Этой войны не случилось, но в реальном 1945 году в английских штабах некоторое время прорабатывался план новой кампании в Европе. Речь, конечно, о широко известной операции «Немыслимое».
План операции «Unthinkable», разработанный с подачи Уинстона Черчилля в конце весны 1945 года на случай войны против недавнего партнера по Антигитлеровской коалиции, СССР, так и не был реализован на практике. Тем не менее, эта разработка получила широкую известность после публикации в открытом доступе для широкой публики и стала довольно популярной темой для обсуждения, даже своего рода жупелом для политизированной части российского и не только российского общества. Между тем, как это часто бывает, образ, возникший в представлении широких масс спорщиков, пропагандистов и генералов диванных войск, существенно отличается от действительного содержания широко и азартно обсуждаемого документа, а контекст разработки и ее обсуждение остаются за бортом восприятия.
В апреле 1945 года поражение Третьего Рейха в ближайшие дни было уже вполне очевидным. Западный фронт вермахта практически развалился в результате Рурской операции, Восточный постоянно подвергался сокрушительным ударам и в итоге тоже распался. Солдаты на поле боя еще погибали многими тысячами, но для политиков уже стал ключевым вопрос о послевоенном устройстве мира. Одним из камней преткновения был будущий статус СССР. Важно понимать, что Советский Союз не воспринимался в качестве сверхдержавы до Второй мировой войны. Статус одного из монстров мировой политики был заработан в буквальном смысле железом и кровью. Успехи СССР в конце войны оказались для западных союзников несколько неожиданными. В 1941 году предметом обсуждения был вопрос о том, сколько месяцев Советы продержатся против немецкого натиска, но кампании 1944 и 1945 годов привели бронированные армады советских войск в сердце Европы. Коменданты с фамилиями на «–ов» и «–ин» обосновались в Берлине и Вене, а Польша оказалась в глубоком тылу русских и ее будущая социалистическая ориентация становилась очевидной.
Эти обстоятельства не могли не беспокоить западных политиков. Наиболее радикальной оказалась позиция Уинстона Черчилля. В Британии без особого восторга переваривали новые политические реалии. Ни потеря влияния на Польшу, ни переход половины Германии под контроль СССР не могли радовать кабинет министров Ее Величества. Торг с Советским Союзом неизбежно должен был привести к серьезным уступкам Сталину. Кроме того, сам будучи старым опытным политическим хищником, Черчилль резонно опасался возможных агрессивных устремлений Советского Союза.

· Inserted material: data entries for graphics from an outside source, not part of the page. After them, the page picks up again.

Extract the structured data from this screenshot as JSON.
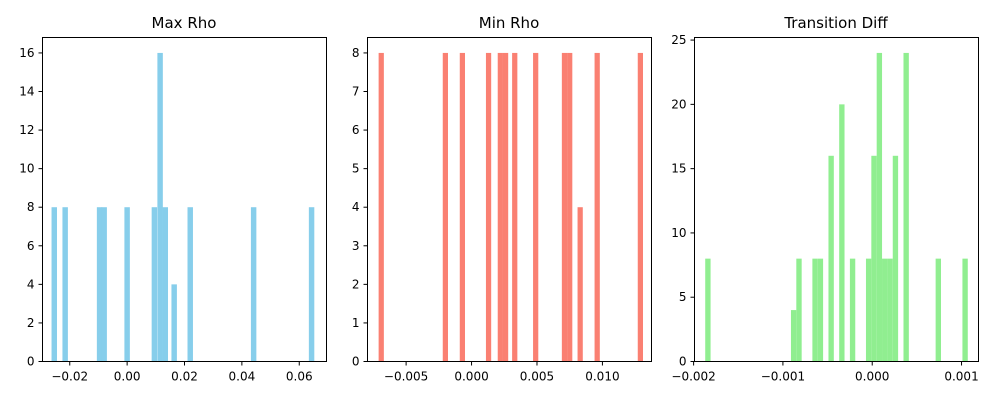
{
  "chart_data": [
    {
      "type": "histogram",
      "title": "Max Rho",
      "color": "#87ceeb",
      "xlim": [
        -0.0295,
        0.0695
      ],
      "ylim": [
        0,
        16.8
      ],
      "bin_width": 0.0019,
      "bars": [
        {
          "x": -0.0254,
          "count": 8
        },
        {
          "x": -0.0216,
          "count": 8
        },
        {
          "x": -0.0096,
          "count": 8
        },
        {
          "x": -0.008,
          "count": 8
        },
        {
          "x": 0.0,
          "count": 8
        },
        {
          "x": 0.0095,
          "count": 8
        },
        {
          "x": 0.0115,
          "count": 16
        },
        {
          "x": 0.0133,
          "count": 8
        },
        {
          "x": 0.0164,
          "count": 4
        },
        {
          "x": 0.022,
          "count": 8
        },
        {
          "x": 0.0441,
          "count": 8
        },
        {
          "x": 0.0643,
          "count": 8
        }
      ],
      "xticks": [
        -0.02,
        0.0,
        0.02,
        0.04,
        0.06
      ],
      "xtick_labels": [
        "−0.02",
        "0.00",
        "0.02",
        "0.04",
        "0.06"
      ],
      "yticks": [
        0,
        2,
        4,
        6,
        8,
        10,
        12,
        14,
        16
      ],
      "ytick_labels": [
        "0",
        "2",
        "4",
        "6",
        "8",
        "10",
        "12",
        "14",
        "16"
      ]
    },
    {
      "type": "histogram",
      "title": "Min Rho",
      "color": "#fa8072",
      "xlim": [
        -0.00795,
        0.01375
      ],
      "ylim": [
        0,
        8.4
      ],
      "bin_width": 0.0004,
      "bars": [
        {
          "x": -0.0069,
          "count": 8
        },
        {
          "x": -0.002,
          "count": 8
        },
        {
          "x": -0.0007,
          "count": 8
        },
        {
          "x": 0.0013,
          "count": 8
        },
        {
          "x": 0.0022,
          "count": 8
        },
        {
          "x": 0.0026,
          "count": 8
        },
        {
          "x": 0.0033,
          "count": 8
        },
        {
          "x": 0.0049,
          "count": 8
        },
        {
          "x": 0.0071,
          "count": 8
        },
        {
          "x": 0.0075,
          "count": 8
        },
        {
          "x": 0.0083,
          "count": 4
        },
        {
          "x": 0.0096,
          "count": 8
        },
        {
          "x": 0.0129,
          "count": 8
        }
      ],
      "xticks": [
        -0.005,
        0.0,
        0.005,
        0.01
      ],
      "xtick_labels": [
        "−0.005",
        "0.000",
        "0.005",
        "0.010"
      ],
      "yticks": [
        0,
        1,
        2,
        3,
        4,
        5,
        6,
        7,
        8
      ],
      "ytick_labels": [
        "0",
        "1",
        "2",
        "3",
        "4",
        "5",
        "6",
        "7",
        "8"
      ]
    },
    {
      "type": "histogram",
      "title": "Transition Diff",
      "color": "#90ee90",
      "xlim": [
        -0.00199,
        0.00119
      ],
      "ylim": [
        0,
        25.2
      ],
      "bin_width": 6e-05,
      "bars": [
        {
          "x": -0.00184,
          "count": 8
        },
        {
          "x": -0.00088,
          "count": 4
        },
        {
          "x": -0.00082,
          "count": 8
        },
        {
          "x": -0.00064,
          "count": 8
        },
        {
          "x": -0.00058,
          "count": 8
        },
        {
          "x": -0.00046,
          "count": 16
        },
        {
          "x": -0.00034,
          "count": 20
        },
        {
          "x": -0.00022,
          "count": 8
        },
        {
          "x": -4e-05,
          "count": 8
        },
        {
          "x": 2e-05,
          "count": 16
        },
        {
          "x": 8e-05,
          "count": 24
        },
        {
          "x": 0.00014,
          "count": 8
        },
        {
          "x": 0.0002,
          "count": 8
        },
        {
          "x": 0.00026,
          "count": 16
        },
        {
          "x": 0.00038,
          "count": 24
        },
        {
          "x": 0.00074,
          "count": 8
        },
        {
          "x": 0.00104,
          "count": 8
        }
      ],
      "xticks": [
        -0.002,
        -0.001,
        0.0,
        0.001
      ],
      "xtick_labels": [
        "−0.002",
        "−0.001",
        "0.000",
        "0.001"
      ],
      "yticks": [
        0,
        5,
        10,
        15,
        20,
        25
      ],
      "ytick_labels": [
        "0",
        "5",
        "10",
        "15",
        "20",
        "25"
      ]
    }
  ]
}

Как в Москве, так и в Лондоне и Вашингтоне отнюдь не чурались продвижения своей политики военным путем, так что предположение, что партнер по коалиции держит камень за пазухой, было весьма естественным. «Советская Россия стала смертельной угрозой для свободного мира» – писал Черчилль, – «Я всегда стремился к дружбе с Россией, но у меня вызывает глубокую тревогу неправильное истолкование русскими ялтинских решений, их позиция в отношении Польши, их подавляющее влияние на Балканах, исключая Грецию, трудности, чинимые ими в вопросе о Вене, сочетание русской мощи и территорий, находящихся под их контролем или оккупацией, с коммунистическими методами в столь многих других странах, а самое главное – их способность сохранить на фронте в течение длительного времени весьма крупные армии. Каково будет положение через год или два, когда английские и американские армии растают и исчезнут, а французская еще не будет сформирована в сколько-нибудь крупных масштабах, когда у нас, возможно, будет лишь горстка дивизий, в основном французских, тогда как Россия, возможно, решит сохранить на действительной службе 200–300 дивизий?» Соответственно, было необходимо «немедленно создать новый фронт против ее стремительного продвижения». Помимо польского вопроса, статуса Австрии, оккупационных зон в Германии и Чехословакии, англичан беспокоили амбиции югославов и лично Тито: лидер победившей партизанской армии имел массу территориальных претензий к соседям, включая Италию и Грецию.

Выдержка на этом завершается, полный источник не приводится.